Don't Blame Ron Artest If Los Angeles Lakers Lose 2010 NBA Finals

Yi ChenContributor IApril 15, 2010

LOS ANGELES, CA - JANUARY 15:  Ron Artest #37 of the Los Angeles Lakers reacts during the game against the Los Angeles Clippers on January 15, 2010 at Staples Center in Los Angeles, California. NOTE TO USER: User expressly acknowledges and agrees that, by downloading and/or using this Photograph, user is consenting to the terms and conditions of the Getty Images License Agreement.  (Photo by Stephen Dunn/Getty Images)
Stephen Dunn/Getty Images

When Ron Artest signed on with the Los Angeles Lakers last year, he eagerly stated that if the team didn’t win the championship this season, fans can point their fingers and throw “tomatoes and everything” at him.

It’s obvious that the Lakers are not in a better position to win the championship this year. They’re coming into playoffs with fewer wins—57 compared to 65 last year. And there’s a mediocre attitude surrounding the team, fueled by the doubts from media and fans.
A lot of critics are quick to accuse Artest for the Lakers’ current standings. However, is he really to blame? 

Artest is a much easier target with his questionable history, including domestic violence, a dud music career, and his less than modest haircuts. For those who like to keep up, he’s currently sporting bleached blond hair.

I’m a big fan of the Lakers but I won’t hesitate to admit that I had major qualms when 23-year-old Trevor Ariza was replaced by 30-year-old Ron Artest. How can I take someone like this seriously?

Indeed it’s much easier to slam Artest and swoon over Ariza. Even Ron, who himself has recently admitted that Ariza is a much better player than he, is not better in terms of skills but in terms of the number of championship rings.

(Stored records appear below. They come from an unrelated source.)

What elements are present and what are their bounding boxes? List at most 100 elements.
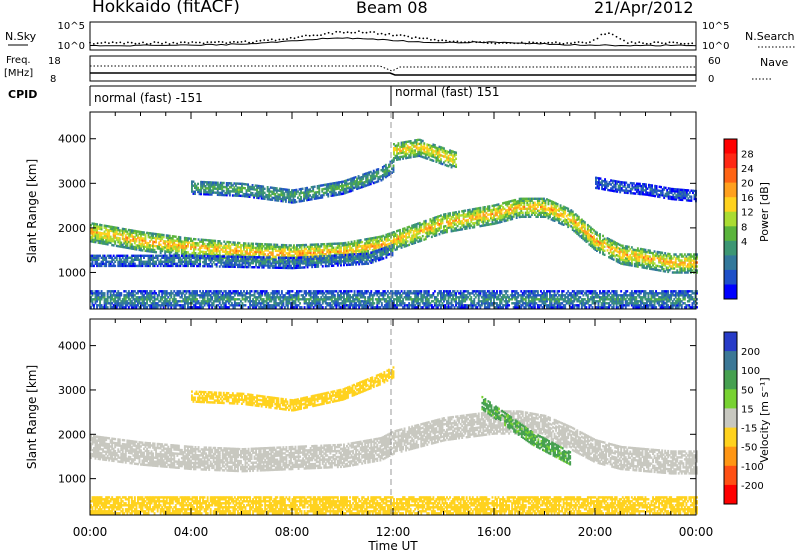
heatmap-cell bbox=[509, 216, 512, 219]
heatmap-cell bbox=[288, 200, 290, 204]
heatmap-cell bbox=[517, 204, 520, 207]
heatmap-cell bbox=[126, 232, 129, 235]
heatmap-cell bbox=[303, 245, 306, 249]
heatmap-cell bbox=[452, 221, 455, 225]
heatmap-cell bbox=[346, 263, 348, 267]
heatmap-cell bbox=[227, 247, 230, 250]
heatmap-cell bbox=[309, 194, 312, 197]
heatmap-cell bbox=[149, 250, 152, 253]
heatmap-cell bbox=[121, 227, 124, 231]
heatmap-cell bbox=[97, 225, 100, 228]
heatmap-cell bbox=[470, 220, 473, 223]
heatmap-cell bbox=[269, 198, 272, 201]
heatmap-cell bbox=[405, 154, 408, 158]
heatmap-cell bbox=[418, 221, 421, 225]
heatmap-cell bbox=[124, 240, 127, 243]
heatmap-cell bbox=[300, 248, 303, 251]
heatmap-cell bbox=[171, 239, 174, 242]
heatmap-cell bbox=[294, 252, 297, 255]
heatmap-cell bbox=[362, 248, 365, 252]
heatmap-cell bbox=[502, 218, 505, 221]
heatmap-cell bbox=[203, 183, 206, 186]
heatmap-cell bbox=[426, 157, 429, 160]
heatmap-cell bbox=[170, 251, 173, 254]
heatmap-cell bbox=[396, 244, 398, 247]
heatmap-cell bbox=[465, 221, 468, 224]
heatmap-cell bbox=[342, 180, 345, 183]
heatmap-cell bbox=[210, 189, 213, 192]
heatmap-cell bbox=[319, 194, 322, 197]
heatmap-cell bbox=[415, 229, 418, 232]
heatmap-cell bbox=[215, 183, 218, 186]
heatmap-cell bbox=[288, 250, 291, 253]
heatmap-cell bbox=[524, 197, 527, 201]
heatmap-cell bbox=[344, 245, 347, 249]
heatmap-cell bbox=[550, 212, 553, 215]
heatmap-cell bbox=[635, 259, 638, 262]
heatmap-cell bbox=[353, 244, 356, 247]
heatmap-cell bbox=[103, 234, 106, 237]
heatmap-cell bbox=[114, 234, 117, 237]
heatmap-cell bbox=[253, 196, 256, 199]
heatmap-cell bbox=[370, 245, 373, 248]
heatmap-cell bbox=[215, 187, 218, 190]
heatmap-cell bbox=[530, 199, 533, 203]
heatmap-cell bbox=[118, 243, 121, 246]
heatmap-cell bbox=[188, 258, 191, 262]
heatmap-cell bbox=[552, 217, 555, 220]
heatmap-cell bbox=[399, 147, 402, 151]
heatmap-cell bbox=[373, 256, 376, 259]
heatmap-cell bbox=[358, 241, 361, 244]
heatmap-cell bbox=[182, 260, 185, 264]
heatmap-cell bbox=[155, 234, 158, 238]
heatmap-cell bbox=[235, 249, 238, 253]
heatmap-cell bbox=[264, 253, 267, 256]
nsky-dot bbox=[551, 42, 553, 44]
heatmap-cell bbox=[426, 227, 429, 230]
heatmap-cell bbox=[100, 238, 103, 241]
heatmap-cell bbox=[229, 251, 232, 254]
heatmap-cell bbox=[99, 241, 102, 245]
heatmap-cell bbox=[123, 240, 126, 243]
heatmap-cell bbox=[235, 247, 238, 251]
heatmap-cell bbox=[494, 222, 497, 225]
heatmap-cell bbox=[218, 191, 221, 195]
heatmap-cell bbox=[680, 267, 683, 270]
heatmap-cell bbox=[497, 211, 500, 214]
heatmap-cell bbox=[385, 235, 388, 239]
heatmap-cell bbox=[144, 262, 147, 266]
heatmap-cell bbox=[614, 243, 617, 246]
heatmap-cell bbox=[623, 258, 626, 262]
heatmap-cell bbox=[376, 257, 379, 260]
heatmap-cell bbox=[234, 188, 237, 191]
heatmap-cell bbox=[659, 251, 662, 254]
heatmap-cell bbox=[385, 246, 388, 249]
heatmap-cell bbox=[429, 146, 432, 149]
heatmap-cell bbox=[411, 224, 414, 228]
heatmap-cell bbox=[526, 203, 529, 207]
heatmap-cell bbox=[206, 187, 209, 190]
heatmap-cell bbox=[275, 189, 278, 192]
heatmap-cell bbox=[333, 250, 336, 253]
heatmap-cell bbox=[602, 246, 605, 250]
heatmap-cell bbox=[321, 249, 324, 252]
heatmap-cell bbox=[167, 246, 170, 250]
heatmap-cell bbox=[474, 221, 477, 225]
heatmap-cell bbox=[103, 262, 106, 266]
heatmap-cell bbox=[212, 185, 215, 188]
heatmap-cell bbox=[194, 254, 197, 257]
heatmap-cell bbox=[579, 231, 582, 234]
heatmap-cell bbox=[462, 213, 465, 217]
heatmap-cell bbox=[276, 243, 279, 247]
heatmap-cell bbox=[349, 249, 352, 252]
heatmap-cell bbox=[347, 182, 349, 186]
heatmap-cell bbox=[260, 197, 263, 200]
heatmap-cell bbox=[339, 191, 342, 194]
heatmap-cell bbox=[90, 224, 92, 227]
heatmap-cell bbox=[664, 254, 667, 257]
heatmap-cell bbox=[580, 220, 583, 223]
heatmap-cell bbox=[203, 258, 206, 262]
heatmap-cell bbox=[155, 262, 158, 266]
heatmap-cell bbox=[215, 243, 218, 247]
heatmap-cell bbox=[412, 232, 415, 235]
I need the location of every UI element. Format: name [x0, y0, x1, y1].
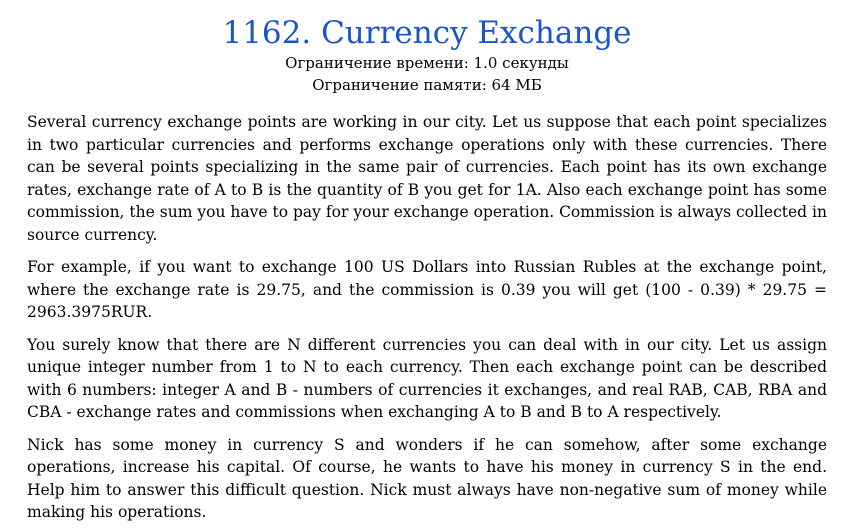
statement-paragraph: Several currency exchange points are wor…: [27, 113, 827, 244]
problem-title: 1162. Currency Exchange: [222, 15, 632, 51]
problem-statement: Several currency exchange points are wor…: [27, 111, 827, 524]
problem-header: 1162. Currency Exchange Ограничение врем…: [27, 0, 827, 96]
statement-paragraph: You surely know that there are N differe…: [27, 335, 827, 422]
statement-paragraph: For example, if you want to exchange 100…: [27, 258, 827, 321]
memory-limit: Ограничение памяти: 64 МБ: [312, 76, 542, 94]
statement-paragraph: Nick has some money in currency S and wo…: [27, 435, 827, 522]
time-limit: Ограничение времени: 1.0 секунды: [285, 54, 569, 72]
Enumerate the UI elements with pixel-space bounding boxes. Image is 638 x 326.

However, if you’re going to criticize someone’s sporting ability, the least you can do is be objective about it. I don’t enjoy sticking up for Artest, but I also don’t like the fact that people demonize him just because they don’t like the color of his hair.

Without stats to back things up, I can also speculate that Lamar Odom has dropped his game because he married the high-maintenance Khloé Kardashian.

The lineup this year is practically the same as last year’s, with Artest being the exception. Thus, it’s too easy to anchor this false logic into our heads and think that Artest is the cause of Lakers’ slump and that Ariza was better.

Looking at career stats, Artest is certainly not doing as well this year compared to his 2008-2009 season with the Houston Rockets. He’s played more games but is scoring significantly less (averaging 11.1 ppg than previous 17.1). Not because he’s not getting the ball in, but rather he’s attempting fewer shots.

He’s also averaging fewer rebounds per game (4.3 compared with 5.2). No surprises there as Phil Jackson has continuously expressed his concerns over Artest’s defense. This doesn’t mean Artest sucks at it, he just could be better. I’ve seen him stop players like Kevin Durant and Carmelo Anthony, something Ariza would’ve had trouble doing.

Comparing Artest’s current stats to how Ariza did with the Lakers last year, you’d soon notice how Artest is performing better overall than Ariza.

Ariza averaged the same amount of rebounds compared to Artest, but had fewer assists and steals per game. He also scored less (8.9 ppg) and made fewer three-point shots. Since signing on with the Rockets, he has doubled his attempts in shooting and averaging 14.7 ppg and increased his rebounds and assists per game.

It almost seems like being on the Lakers team limits your potential.

We have Kobe Bryant who likes to hog the ball, so of course you won’t be scoring much. Then you have solid players like Pau Gasol, Derek Fisher, Lamar Odom, and Andrew Bynum. To be able to consistently score more than 15 points per game is a big challenge.

So if Artest isn’t the one to blame for the Lakers’ sliding performance, then who is?

Injuries alone have cost the Lakers a few important games. Going into the playoffs, Bynum and Vujacic will probably see more bench action than court.

Watching the past few games, there seems to be a lack of intensity in both offense and defense. Players seem to be putting in less of an effort and relying too heavily on Kobe to seal the deal.

The team itself is struggling to be optimistic with the snide remarks being generated by the media and the constant chatters of fans asking, “What went wrong?”

Everyone’s acting as if the Lakers have lost the championship already. We’re only heading into the first round of playoffs, so there’s no need to speculate “what went wrong” just yet.

As for battering your breath for now, as he might just prove his potential worth in the coming weeks ahead.